Grant Lichtman's picture
Grant Lichtman
Author, speaker, facilitator, "Chief Provocateur"

Thanks for the comments and I hope that others who are struggling with the ideas about what to do with libraries going forward will connect with you as they look for models to follow or provoke thinking. I wonder if some element of this is not just about the name, and the baggage that name "library" carries after a few thousand years. I know of some schools that call that space a Connection Lab, or something else completely. I wonder how we would approach the conversation if we just said "on our campus we don't need a library anymore, but we do need a portal for idea flow". How might the conversation, the spaces, and the learning change?

John S. Thomas's picture
John S. Thomas
First & Second Grade Teacher/Adjunct faculty Antioch University New England, former Elementary Principal

Grant, just last Friday, I raised your question "What is the library of the future?" with our media specialist and principal. We have a very small elementary school and recently the library was moved to a smaller room with a bit more of the school book collection being moved into the classroom libraries. Which is a good thing so the books get closer to the students day to day lives. But currently our library is now a more traditional room we go to once a week and check out books for 15-20 minutes and hear a story. For more extensive work, our media specialist typically joins us in the classroom for integrated media work. So we will be asking ourselves what is this library room for beyond the storage of books that we can't fit in the classroom. Thanks for the creative thoughts on our library spaces!

Grant Lichtman's picture
Grant Lichtman
Author, speaker, facilitator, "Chief Provocateur"
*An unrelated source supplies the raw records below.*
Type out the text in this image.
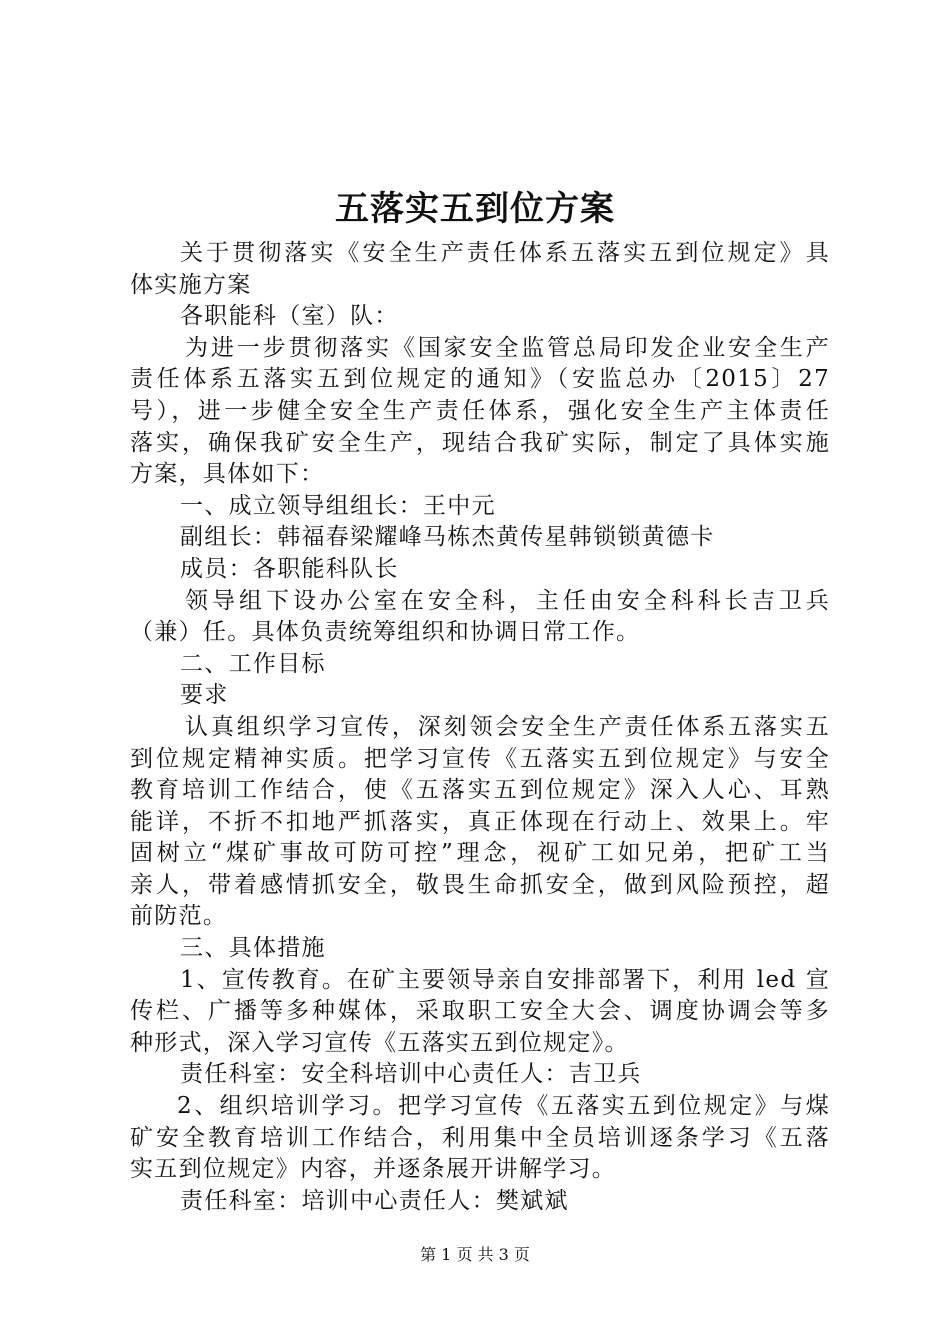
五落实五到位方案
关于贯彻落实《安全生产责任体系五落实五到位规定》具
体实施方案
各职能科（室）队：
为进一步贯彻落实《国家安全监管总局印发企业安全生产
责任体系五落实五到位规定的通知》（安监总办〔2015〕27
号），进一步健全安全生产责任体系，强化安全生产主体责任
落实，确保我矿安全生产，现结合我矿实际，制定了具体实施
方案，具体如下：
一、成立领导组组长：王中元
副组长：韩福春梁耀峰马栋杰黄传星韩锁锁黄德卡
成员：各职能科队长
领导组下设办公室在安全科，主任由安全科科长吉卫兵
（兼）任。具体负责统筹组织和协调日常工作。
二、工作目标
要求
认真组织学习宣传，深刻领会安全生产责任体系五落实五
到位规定精神实质。把学习宣传《五落实五到位规定》与安全
教育培训工作结合，使《五落实五到位规定》深入人心、耳熟
能详，不折不扣地严抓落实，真正体现在行动上、效果上。牢
固树立“煤矿事故可防可控”理念，视矿工如兄弟，把矿工当
亲人，带着感情抓安全，敬畏生命抓安全，做到风险预控，超
前防范。
三、具体措施
1、宣传教育。在矿主要领导亲自安排部署下，利用 led 宣
传栏、广播等多种媒体，采取职工安全大会、调度协调会等多
种形式，深入学习宣传《五落实五到位规定》。
责任科室：安全科培训中心责任人：吉卫兵
2、组织培训学习。把学习宣传《五落实五到位规定》与煤
矿安全教育培训工作结合，利用集中全员培训逐条学习《五落
实五到位规定》内容，并逐条展开讲解学习。
责任科室：培训中心责任人：樊斌斌
第 1 页 共 3 页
Thanks, John. Here is another idea: at K-8 Design 39 Campus in Poway, the only books in the "library" have been donated by the community, and any student can take one if they want, and return it if they want. Would your community be able to donate books? I like that question: is book storage really how we want to use precious space at our schools?

Anne Steiner's picture
Anne Steiner
District Librarian, Manteca Unified School District

Your "Portal of Idea Flow" idea reminds me of think tanks. I've always wondered who works at a think tank and how can I get a job there? Seriously, who are these people? Well, what if it was our students and staff? I would love to have a think tank on every campus in our district!